4th President of the Medical Society of New Jersey
- In office 1770–1771
- Preceded by: John Cochran
- Succeeded by: Isaac Smith

Personal details
- Born: May 10, 1733 Freehold Borough, New Jersey, British America
- Died: October 17, 1781 (aged 48) Shrewsbury, New Jersey, U.S.

= Nathaniel Scudder =

American Founding Father and politician

Nathaniel Scudder (May 10, 1733 – October 17, 1781) was an American Founding Father, physician, and officer during the American Revolutionary War. He served as a delegate for New Jersey to the Continental Congress, where he was one of two delegates from New Jersey to sign the Articles of Confederation.

==Biography==
Scudder was born in Monmouth Court House, Province of New Jersey, which later became Freehold Borough, New Jersey. He attended the College Of New Jersey (now Princeton University) and graduated in 1751. He then studied medicine before setting up a practice in Monmouth County, New Jersey.

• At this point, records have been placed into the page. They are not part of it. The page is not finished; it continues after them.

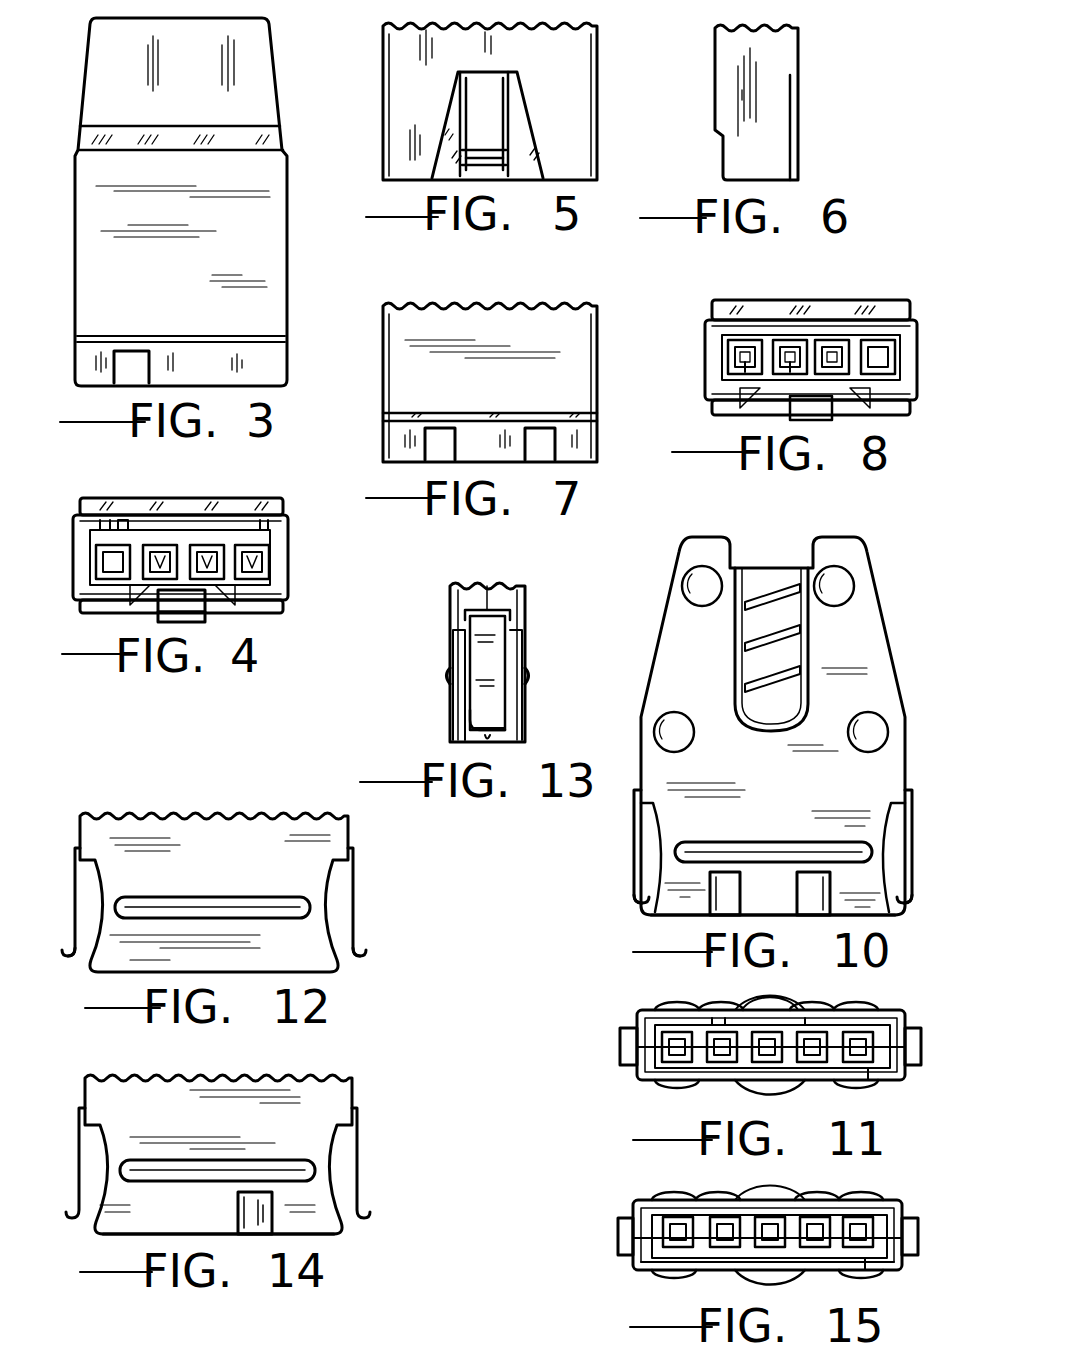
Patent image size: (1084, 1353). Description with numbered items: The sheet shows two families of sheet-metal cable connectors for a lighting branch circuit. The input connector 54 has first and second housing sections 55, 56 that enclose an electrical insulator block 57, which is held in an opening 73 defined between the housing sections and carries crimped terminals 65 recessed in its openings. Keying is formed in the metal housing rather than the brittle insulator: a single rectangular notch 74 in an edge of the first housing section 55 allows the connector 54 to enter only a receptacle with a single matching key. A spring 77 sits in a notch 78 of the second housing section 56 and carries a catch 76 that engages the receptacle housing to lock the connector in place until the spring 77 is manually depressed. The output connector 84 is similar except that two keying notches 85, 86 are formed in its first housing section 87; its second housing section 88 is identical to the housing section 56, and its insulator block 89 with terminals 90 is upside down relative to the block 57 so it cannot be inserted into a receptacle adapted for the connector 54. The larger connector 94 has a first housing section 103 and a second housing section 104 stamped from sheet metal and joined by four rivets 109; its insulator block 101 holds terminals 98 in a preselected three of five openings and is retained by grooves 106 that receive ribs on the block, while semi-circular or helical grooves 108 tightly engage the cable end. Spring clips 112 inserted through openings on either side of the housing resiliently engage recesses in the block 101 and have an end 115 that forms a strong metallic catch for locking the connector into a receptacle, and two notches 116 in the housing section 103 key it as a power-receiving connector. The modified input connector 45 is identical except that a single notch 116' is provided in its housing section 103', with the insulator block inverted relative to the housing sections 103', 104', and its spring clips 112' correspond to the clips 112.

In FIG. 14, the input connector 45 is at (358, 1090).
In FIG. 15, the input connector 45 is at (628, 1240).
In FIG. 3, the input connector 54 is at (282, 104).
In FIG. 3, the first housing section 55 is at (231, 240).
In FIG. 4, the first housing section 55 is at (224, 500).
In FIG. 5, the second housing section 56 is at (597, 152).
In FIG. 4, the second housing section 56 is at (88, 613).
In FIG. 4, the electrical insulator block 57 is at (265, 585).
In FIG. 4, the terminal 65 is at (207, 560).
In FIG. 4, the opening 73 is at (104, 535).
In FIG. 3, the notch 74 is at (118, 356).
In FIG. 4, the notch 74 is at (122, 530).
In FIG. 5, the catch 76 is at (490, 152).
In FIG. 6, the catch 76 is at (805, 175).
In FIG. 4, the catch 76 is at (200, 605).
In FIG. 5, the spring 77 is at (512, 105).
In FIG. 6, the spring 77 is at (800, 118).
In FIG. 4, the spring 77 is at (192, 597).
In FIG. 5, the notch 78 is at (462, 104).
In FIG. 4, the notch 78 is at (95, 585).
In FIG. 7, the output connector 84 is at (598, 372).
In FIG. 8, the output connector 84 is at (870, 295).
In FIG. 7, the keying notch 85 is at (435, 432).
In FIG. 8, the keying notch 85 is at (770, 332).
In FIG. 7, the keying notch 86 is at (538, 432).
In FIG. 8, the keying notch 86 is at (842, 332).
In FIG. 7, the first housing section 87 is at (383, 370).
In FIG. 8, the first housing section 87 is at (755, 300).
In FIG. 8, the second housing section 88 is at (722, 416).
In FIG. 8, the insulator block 89 is at (890, 332).
In FIG. 8, the terminals 90 is at (790, 365).
In FIG. 13, the connector 94 is at (528, 622).
In FIG. 10, the connector 94 is at (655, 623).
In FIG. 12, the connector 94 is at (354, 822).
In FIG. 11, the terminal 98 is at (812, 1052).
In FIG. 11, the insulator block 101 is at (838, 1080).
In FIG. 15, the insulator block 101 is at (858, 1262).
In FIG. 10, the first housing section 103 is at (730, 936).
In FIG. 11, the first housing section 103 is at (731, 1034).
In FIG. 15, the second housing section 103' is at (742, 1207).
In FIG. 11, the second housing section 104 is at (726, 1067).
In FIG. 14, the side wall (alternate) 104' is at (261, 1252).
In FIG. 15, the side wall (alternate) 104' is at (748, 1286).
In FIG. 10, the grooves 106 is at (772, 842).
In FIG. 12, the grooves 106 is at (228, 896).
In FIG. 10, the semi-circular or helical grooves 108 is at (759, 704).
In FIG. 10, the rivets 109 is at (690, 605).
In FIG. 13, the spring clips 112 is at (449, 678).
In FIG. 10, the spring clips 112 is at (736, 851).
In FIG. 12, the spring clips 112 is at (227, 902).
In FIG. 11, the spring clips 112 is at (757, 1026).
In FIG. 14, the latch spring arm (alternate) 112' is at (255, 1156).
In FIG. 15, the latch spring arm (alternate) 112' is at (744, 1222).
In FIG. 13, the end 115 is at (478, 714).
In FIG. 10, the end 115 is at (631, 892).
In FIG. 12, the end 115 is at (64, 950).
In FIG. 10, the notches 116 is at (770, 889).
In FIG. 11, the notches 116 is at (756, 993).
In FIG. 14, the notch 116' is at (216, 1211).
In FIG. 15, the notch 116' is at (767, 1201).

Dr. Scudder was active in civic and militia affairs. When the revolution split the colonies, he supported the rebel cause. He was a member of the county's committee of safety and represented it in the Provincial Congress held in 1774. That same year he was named lieutenant colonel in the county's first regiment of militia. In 1776 he was elected to a one-year term as Monmouth County's first member of the newly constituted New Jersey Legislative Council, and in 1780 he was elected to the New Jersey General Assembly.

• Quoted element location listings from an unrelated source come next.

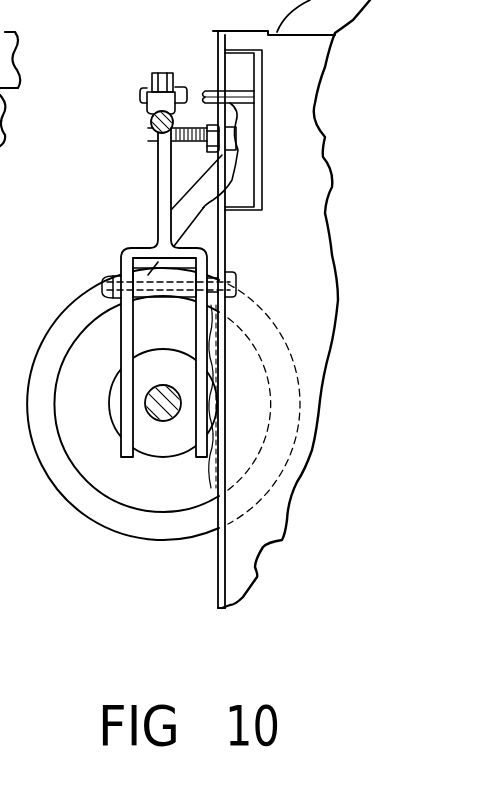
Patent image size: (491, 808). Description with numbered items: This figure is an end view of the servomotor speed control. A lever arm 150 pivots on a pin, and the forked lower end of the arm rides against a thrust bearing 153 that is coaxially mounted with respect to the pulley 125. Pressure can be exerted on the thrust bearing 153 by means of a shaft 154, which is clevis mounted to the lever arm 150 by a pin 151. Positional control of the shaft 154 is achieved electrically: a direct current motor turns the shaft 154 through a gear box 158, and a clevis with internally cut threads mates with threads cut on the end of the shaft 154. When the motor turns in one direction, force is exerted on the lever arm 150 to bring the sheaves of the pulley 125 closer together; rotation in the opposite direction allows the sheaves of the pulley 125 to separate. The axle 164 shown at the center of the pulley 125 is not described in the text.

The pulley 125 is at (65, 500).
The lever arm 150 is at (130, 245).
The pin 151 is at (140, 96).
The thrust bearing 153 is at (186, 458).
The shaft 154 is at (151, 124).
The gear box 158 is at (0, 168).
The axle 164 is at (146, 388).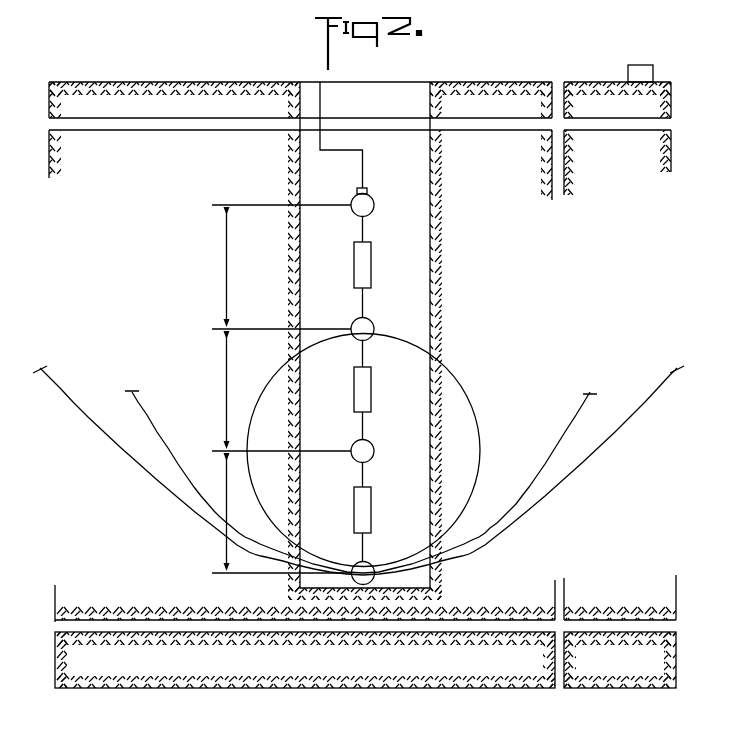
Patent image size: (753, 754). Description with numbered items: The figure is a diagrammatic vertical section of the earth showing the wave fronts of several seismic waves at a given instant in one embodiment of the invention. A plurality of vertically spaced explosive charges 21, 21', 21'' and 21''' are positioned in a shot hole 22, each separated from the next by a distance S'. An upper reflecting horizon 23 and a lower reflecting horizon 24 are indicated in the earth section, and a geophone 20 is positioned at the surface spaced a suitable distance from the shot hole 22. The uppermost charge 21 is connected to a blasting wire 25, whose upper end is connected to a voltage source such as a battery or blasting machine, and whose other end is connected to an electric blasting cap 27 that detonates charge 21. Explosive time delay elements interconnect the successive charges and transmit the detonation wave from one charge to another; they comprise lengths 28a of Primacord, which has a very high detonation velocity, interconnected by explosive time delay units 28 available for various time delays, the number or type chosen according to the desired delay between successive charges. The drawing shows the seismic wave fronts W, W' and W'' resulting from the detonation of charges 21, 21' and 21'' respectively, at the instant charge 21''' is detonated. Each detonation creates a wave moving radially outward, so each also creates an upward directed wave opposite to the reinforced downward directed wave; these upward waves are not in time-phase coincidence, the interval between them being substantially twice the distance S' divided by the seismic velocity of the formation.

The geophone 20 is at (642, 65).
The explosive charge 21 is at (378, 198).
The explosive charge 21' is at (379, 324).
The explosive charge 21'' is at (382, 452).
The explosive charge 21''' is at (383, 559).
The shot hole 22 is at (427, 163).
The upper reflecting horizon 23 is at (570, 80).
The lower reflecting horizon 24 is at (360, 680).
The blasting wire 25 is at (322, 137).
The electric blasting cap 27 is at (365, 187).
The explosive time delay unit 28 is at (371, 267).
The length of Primacord 28a is at (364, 230).
The distance separating spaced charges S' is at (282, 389).
The seismic wave front W is at (358, 470).
The seismic wave front W' is at (361, 482).
The seismic wave front W'' is at (382, 450).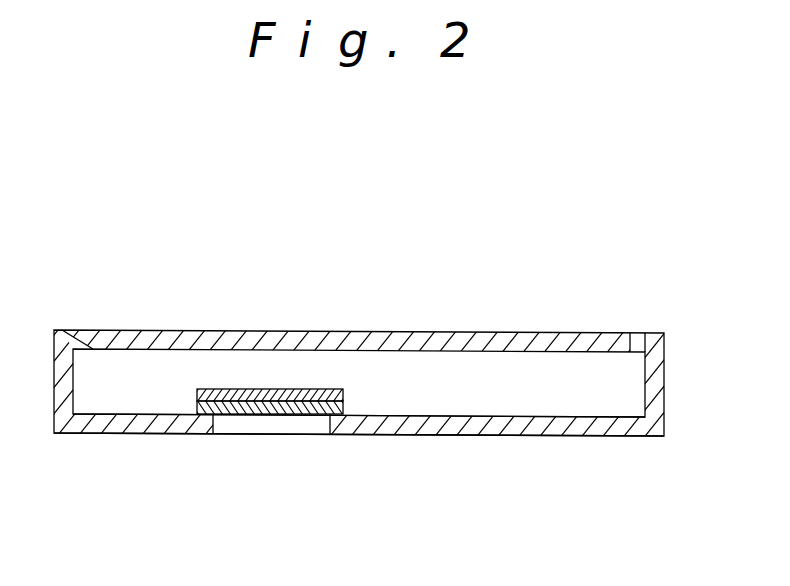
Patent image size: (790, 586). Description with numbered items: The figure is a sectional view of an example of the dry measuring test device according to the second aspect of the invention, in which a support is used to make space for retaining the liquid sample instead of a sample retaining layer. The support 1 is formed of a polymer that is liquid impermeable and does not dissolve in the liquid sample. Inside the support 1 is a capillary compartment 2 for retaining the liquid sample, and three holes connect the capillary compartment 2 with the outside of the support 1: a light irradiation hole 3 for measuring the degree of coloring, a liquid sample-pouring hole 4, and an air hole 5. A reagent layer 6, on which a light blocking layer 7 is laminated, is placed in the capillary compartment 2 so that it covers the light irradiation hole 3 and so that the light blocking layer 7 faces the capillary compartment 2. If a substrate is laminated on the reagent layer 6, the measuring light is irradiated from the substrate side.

The support 1 is at (468, 342).
The capillary compartment 2 is at (531, 396).
The light irradiation hole 3 is at (230, 424).
The liquid sample-pouring hole 4 is at (128, 342).
The air hole 5 is at (635, 345).
The reagent layer 6 is at (282, 405).
The light blocking layer 7 is at (308, 389).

In 1777, Scudder became the colonel of his militia regiment and was sent as a delegate to the Continental Congress. During the summer of 1778, he was particularly busy and abandoned his medical practice. He split his time between the Congress and militia activities. He led his regiment in the Battle of Monmouth in June. He wrote a series of impassioned letters to local and state leaders urging the adoption of the Articles of Confederation, and when New Jersey's legislature approved them in November, he endorsed them for the state at the Congress.

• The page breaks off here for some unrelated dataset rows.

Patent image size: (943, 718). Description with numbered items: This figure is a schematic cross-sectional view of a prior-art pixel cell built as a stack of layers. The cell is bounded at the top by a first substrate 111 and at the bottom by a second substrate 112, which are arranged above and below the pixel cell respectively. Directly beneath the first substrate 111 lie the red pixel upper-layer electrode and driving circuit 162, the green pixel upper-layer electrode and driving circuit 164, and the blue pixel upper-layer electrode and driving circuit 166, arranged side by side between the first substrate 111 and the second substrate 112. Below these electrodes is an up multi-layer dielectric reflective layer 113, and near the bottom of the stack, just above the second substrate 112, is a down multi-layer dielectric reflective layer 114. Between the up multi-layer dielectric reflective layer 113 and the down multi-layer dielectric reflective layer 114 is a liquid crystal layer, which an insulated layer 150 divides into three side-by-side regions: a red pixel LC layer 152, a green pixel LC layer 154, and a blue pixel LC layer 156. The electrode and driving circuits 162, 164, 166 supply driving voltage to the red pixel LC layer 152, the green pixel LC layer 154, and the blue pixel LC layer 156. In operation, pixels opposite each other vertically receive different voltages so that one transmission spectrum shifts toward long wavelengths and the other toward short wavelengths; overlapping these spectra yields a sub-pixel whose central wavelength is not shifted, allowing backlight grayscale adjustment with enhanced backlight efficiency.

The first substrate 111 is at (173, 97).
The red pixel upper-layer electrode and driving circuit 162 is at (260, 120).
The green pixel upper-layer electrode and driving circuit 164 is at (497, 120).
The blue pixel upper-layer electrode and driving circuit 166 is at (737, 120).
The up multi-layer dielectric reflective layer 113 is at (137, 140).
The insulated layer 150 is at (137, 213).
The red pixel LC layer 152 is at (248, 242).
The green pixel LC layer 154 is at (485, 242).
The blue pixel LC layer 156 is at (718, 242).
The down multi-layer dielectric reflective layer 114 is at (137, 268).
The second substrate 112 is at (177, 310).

Scudder continued both forms of service for several years. On October 17, 1781, he led a part of his regiment to offer resistance to a British Army foraging party and was killed in a skirmish near Shrewsbury, New Jersey. He is buried in the Old Tennent Cemetery in Manalapan Township. Dr. Scudder was the only member of the Continental Congress to die in battle during the Revolutionary War and the last colonel to die in battle.